Thompson

James W. Thompson, Ed.D., CPA

James W. Thompson wrote the chapter entitled “Stewardship."

“Stewardship: Financial Control and Accountability,” chapter 12 in The Concise Guide to Catholic Church Management (Notre Dame, IN: Ave Maria Press, 2010)

Reviewed by Mark F. Fischer

The last chapter in the Concise Guide was written by James W. Thompson, Ed.D., CPA, Professor of Accounting and Taxation at St. John’s University. Entitled “Stewardship: Financial Control and Accountability,” the chapter considers the pastor as steward of the parish’s resources.

This distinguishes Thompson’s approach from that of Charles E. Zech in the chapter on stewardship in The Parish Management Handbook.  “Developing Stewards in a Parish Setting” is the title of Zech’s chapter.  It focuses on parishioners as contributors of their time, treasure, and talent.

Thompson focuses on the stewardship of the pastor.  He exercises his responsibility by using financial controls to minimize the chances of impropriety and fraud, and also by rendering a strict account of his oversight of parish finances.

Thompson begins with the concepts of financial literacy and internal financial controls. Pastors are not usually accountants, but they must understand the basic concepts of accounting in order to discharge their obligation as steward of the parish’s temporal goods. Equally important is the use of financial systems and reports to ensure that the goods of the parish are well maintained. Thompson does not advise pastors how to increase the parish’s income, but he shows them how their own good stewardship can increase parishioner confidence that the church’s temporal goods are being handled safely and securely.

Perhaps Thompson’s greatest contribution in this chapter is his endorsement of a three-document method for reporting on the parish’s financial well-being. Many pastors today are content to issue an annual “Balance Sheet,” showing that the parish’s yearly income corresponds to the amounts the parish actually spent. In the eyes of Thompson, however, the “balance sheet” approach is inadequate because it reveals neither all of the parish’s assets and liabilities nor the sources of parish income. So in addition to the Balance Sheet, he argues, the good pastor will also issue a “Statement of Activities” and a “Cash Flow Statement.”

A true Balance Sheet, says Thompson, differs from a statement of income and activities. It is rather a one-time snapshot of parish assets and liabilities. When the snapshot was taken, the parish’s total assets equal its liabilities plus the remaining assets. For example, the money invested by the parish in the diocesan bank or investment pool may have increased by a certain percentage, but the entire investment is an asset, and the Balance Sheet should reflect it (and not merely what it earned in twelve months).
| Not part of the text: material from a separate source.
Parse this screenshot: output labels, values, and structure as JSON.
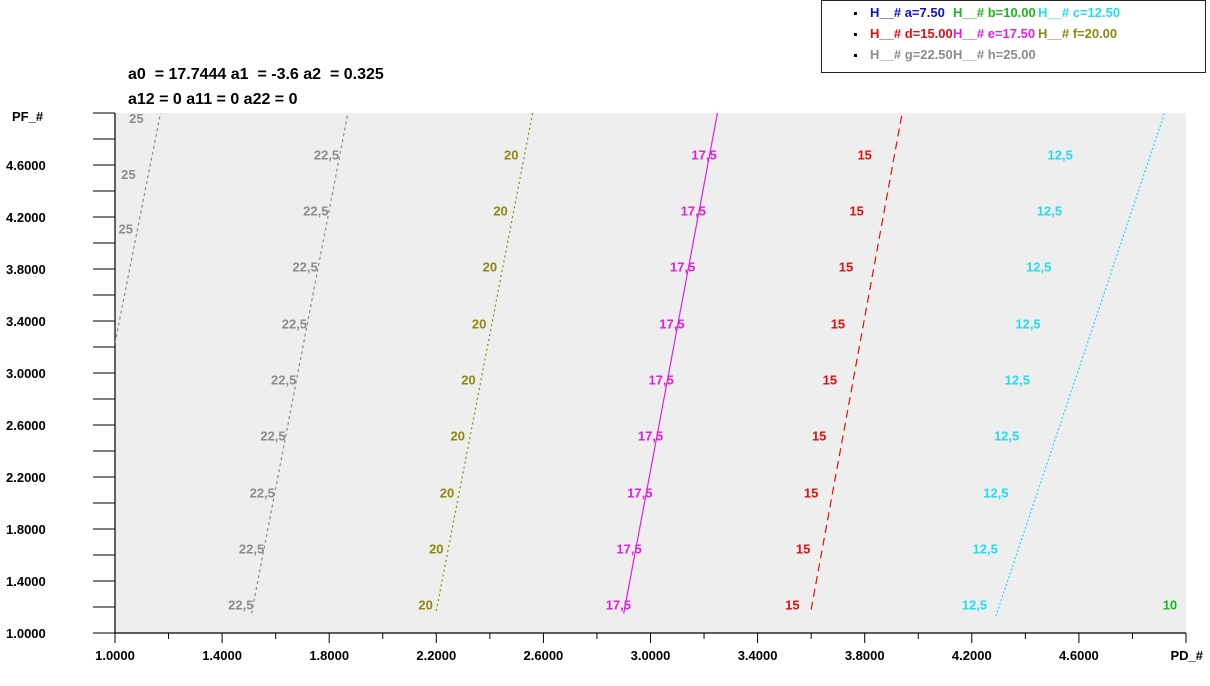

To give another example, a loan to the parish or a mortgage is paid down little by little, but the entire loan or mortgage is a liability, and this entire sum belongs on the Balance Sheet (not merely what the parish paid on it).

By contrast to the Balance Sheet, the Statement of Activities shows financial differences over a period of time. In a given year, the parish earned something from its investments, and paid a certain amount on its loan or mortgage. The certain amount – i.e., the portion that was newly earned or recently paid off – should appear on the Statement of Activities (but not on the Balance Sheet). The statement will also show all other “activities,” such as income collected and salaries paid.

The third document that pastors ought to publish is the Cash Flow Statement. Thompson defines it as “information concerning the sources of cash and uses of cash” (242). The sources and uses may come from operations, from investing, or from financing. Thompson illustrates the differences this way:

Money could be borrowed from a bank in order to construct a parish hall. The income statement [i.e., the Statement of Activities] would not grasp this transaction. However, the cash flow statement would present the money spent on the parish hall as an investing activity and the money borrowed as a financing activity. (p. 243)

In other words, the Cash Flow Statement will distinguish between income from operations (e.g., parish collections) and income from loans.

To sum up, let’s consider all three of the documents recommended by Thompson:

  • The Balance Sheet will show the total amount the parish owes to its creditors and all of its material assets.
  • The Statement of Activities will show how much it paid on its loans or earned from its investments.
  • The Cash Flow Statement will explain how much was moved from the bank (financing) and spent on construction (investing in the parish plant).

With this three-document approach, Thompson recommends a sound accounting standard for parishes. Were his standard to be followed, parishioners would have a great deal more information about the financial health of the parish – and a lot more confidence in the pastor as chief parish steward.

It is a shortcoming of Thompson’s 29-page chapter, however, that he does not spend more time showing the consequences of the three-document approach. Instead, Thompson moves on (altogether too quickly) to further topics, such as the development of a financial team of bookkeepers, accountants, and auditors, and also to a discussion of financial controls. All of this is valuable, but not as valuable as a thorough exposition of the three-document approach, which sets a potential standard for parishes everywhere.